C'est un créneau très particulier dans l'histoire de Taïwan, une fenêtre temporelle de quelques années à la fin de la Seconde Guerre mondiale, qui a déterminé dans les grandes lignes ce que deviendrait l'île pour les décades à venir et qui fait l'objet du film de Hou Hsiao-Hsien, La Cité des douleurs. Le réalisateur taïwanais choisit un angle d'attaque singulier, le premier (et même l'unique, il me semble) à traiter de manière aussi explicite cette parcelle d'histoire, de 1945 à 1949. Quatre années déterminantes dans l’édification d'un pays qui sortait tout juste d'une période de cinquante ans de colonisation japonaise, et qui s'apprêtait à rentrer dans une nouvelle ère de domination, cette fois-ci sous l'emprise du leader nationaliste et généralissime Tchang Kaï-Chek. Le principal représentant du Kuomintang, le parti nationaliste qui s'opposa aux communistes suite à la capitulation du Japon, sortit perdant de la guerre civile et pris la fuite pour se réfugier sur l'île de Formose.
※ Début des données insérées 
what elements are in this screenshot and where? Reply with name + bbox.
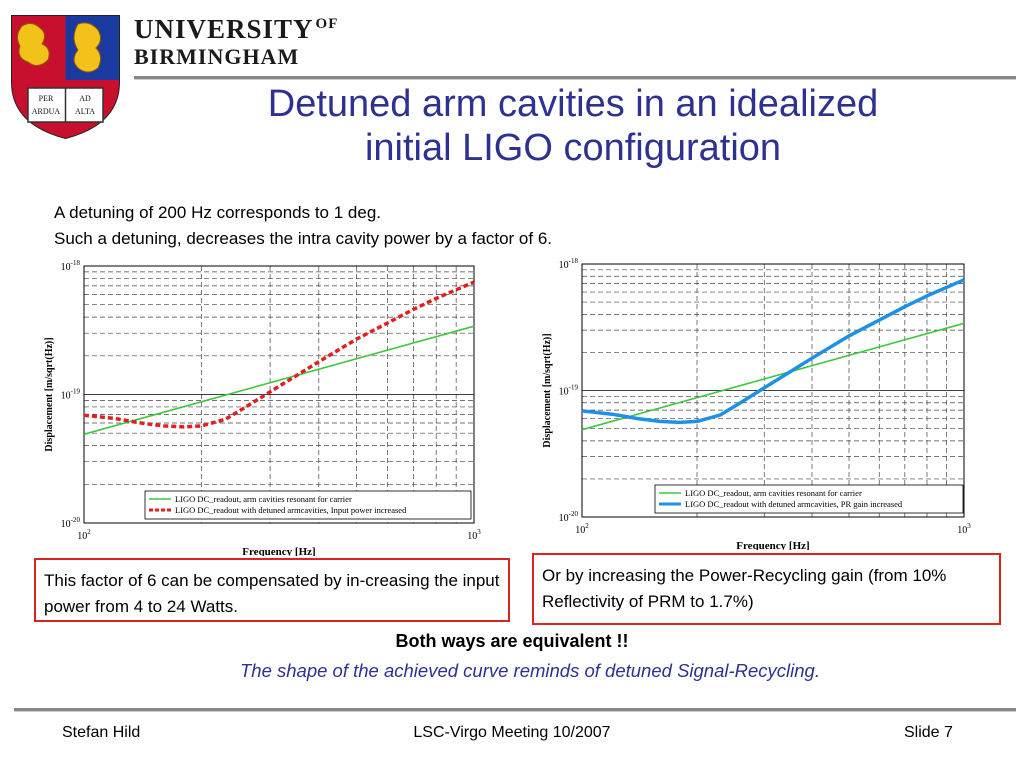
right-frame	[581, 263, 965, 518]
right-series-green	[581, 322, 965, 431]
chart-left-input-power: 10-20 10-19 10-18 102 103 Frequency [Hz] Displ…	[40, 256, 488, 556]
slide-title-line2: initial LIGO configuration	[364, 127, 782, 169]
left-ytick: 10-18	[61, 259, 81, 273]
left-ytick: 10-20	[61, 516, 81, 530]
intro-line1: A detuning of 200 Hz corresponds to 1 de…	[54, 203, 382, 222]
crest-text-per: PER	[39, 94, 54, 103]
right-xtick: 103	[957, 522, 971, 536]
left-ytick: 10-19	[61, 388, 81, 402]
note-box-input-power: This factor of 6 can be compensated by i…	[34, 558, 510, 622]
header-divider	[134, 76, 1016, 80]
left-xlabel: Frequency [Hz]	[242, 546, 315, 556]
chart-right-pr-gain: 10-20 10-19 10-18 102 103 Frequency [Hz] Displ…	[538, 256, 972, 550]
left-legend-label-red: LIGO DC_readout with detuned armcavities…	[175, 505, 407, 515]
left-legend-label-green: LIGO DC_readout, arm cavities resonant f…	[175, 494, 352, 504]
left-xtick: 102	[77, 528, 91, 542]
left-xtick: 103	[467, 528, 481, 542]
right-legend	[654, 484, 964, 514]
right-legend-label-blue: LIGO DC_readout with detuned armcavities…	[685, 499, 903, 509]
left-legend	[144, 490, 472, 520]
intro-text: A detuning of 200 Hz corresponds to 1 de…	[54, 200, 552, 252]
left-frame	[83, 265, 475, 524]
right-xtick: 102	[575, 522, 589, 536]
left-series-red	[83, 280, 475, 429]
right-legend-label-green: LIGO DC_readout, arm cavities resonant f…	[685, 488, 862, 498]
shape-note: The shape of the achieved curve reminds …	[239, 660, 820, 681]
crest-text-ad: AD	[79, 94, 91, 103]
university-name-line1: UNIVERSITY OF	[134, 14, 339, 44]
right-ytick: 10-19	[559, 384, 579, 398]
footer-author: Stefan Hild	[62, 724, 141, 741]
left-ylabel: Displacement [m/sqrt(Hz)]	[44, 337, 55, 451]
right-xlabel: Frequency [Hz]	[736, 540, 809, 550]
slide-title: Detuned arm cavities in an idealized ini…	[130, 82, 1016, 170]
slide-title-line1: Detuned arm cavities in an idealized	[267, 83, 879, 125]
crest-text-ardua: ARDUA	[32, 107, 61, 116]
footer-meeting: LSC-Virgo Meeting 10/2007	[413, 724, 611, 741]
university-name-line2: BIRMINGHAM	[134, 44, 300, 69]
footer-divider	[14, 708, 1016, 712]
equivalence-statement: Both ways are equivalent !!	[395, 631, 629, 651]
right-ytick: 10-20	[559, 510, 579, 524]
right-series-blue	[581, 278, 965, 425]
crest-text-alta: ALTA	[75, 107, 95, 116]
note-box-pr-gain: Or by increasing the Power-Recycling gai…	[532, 553, 1001, 625]
intro-line2: Such a detuning, decreases the intra cav…	[54, 229, 553, 248]
right-ytick: 10-18	[559, 257, 579, 271]
university-crest-logo: PER AD ARDUA ALTA	[11, 15, 120, 140]
right-ylabel: Displacement [m/sqrt(Hz)]	[542, 333, 553, 447]
footer-slide-number: Slide 7	[904, 724, 953, 741]
left-series-green	[83, 325, 475, 436]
Il y établit un gouvernement jusqu'à sa mort en 1975, et les événements durant cette période, marquée par des exactions du Kuomintang ayant fait des milliers de victimes, restent encore aujourd'hui tabous.
C'est donc au creux de cette époque charnière, en pleine restitution de Taïwan à la Chine continentale, que Hou Hsiao-Hsien déploie l'histoire de la famille Lin et de ses quatre enfants. On le comprend assez vite, chacun des fils affrontera ou subira cette situation de manière très différente : il y a ceux qui fêtent une naissance hors mariage sans s'intéresser au cours de l'Histoire, ceux qui purgent une peine de prison après avoir été accusés de collaboration durant l'occupation japonaise, ceux qui sont portés disparus après avoir servi dans l'armée, et ceux qui tentent de survivre simplement dans ce nouvel environnement. Cette dernière configuration occupe une place de choix dans le film à travers le personnage sourd-muet de Wen-Ching (Tony Leung Chiu-Wai), qui se consacre à la photographie tandis qu'une relation amoureuse voit le jour.
Comme on peut s'y attendre chez Hou Hsiao-Hsien, la description des événements se fera dans une atmosphère extrêmement contemplative, en dépit de la violence omniprésente, basée sur l'attente et la suggestion. L'évocation de la répression du gouvernement nationaliste chinois, filtrée par l'histoire de la famille Lin, se fera dans une tonalité très mélancolique : le tumulte politique est constamment lié aux aléas intimistes de la fratrie. La sobriété narrative est de plus accentuée par le mutisme du protagoniste, contraint à communiquer à l'aide de petits papiers retranscrits via des cartons qui rappellent le cinéma muet, offrant de nombreuses zones de non-dits. Cela pourrait paraître quelque peu poussif du côté de la tragédie, mais la chronique familiale épouse remarquablement bien la trajectoire de son pays, comme si l'une emportait l'autre et réciproquement.
En introduction, il y avait l'annonce faite par l'empereur du Japon de la capitulation de son pays, mettant un terme à une période d'un demi-siècle. Le film se termine sur une autre annonce, celle de la souveraineté chinoise à travers des haut-parleurs proclamant l'instauration de la loi martiale et le début d'une période appelée la terreur blanche de Taïwan, qui dura de 1949 à 1987, et qui conduisit à des centaines de milliers d'emprisonnements.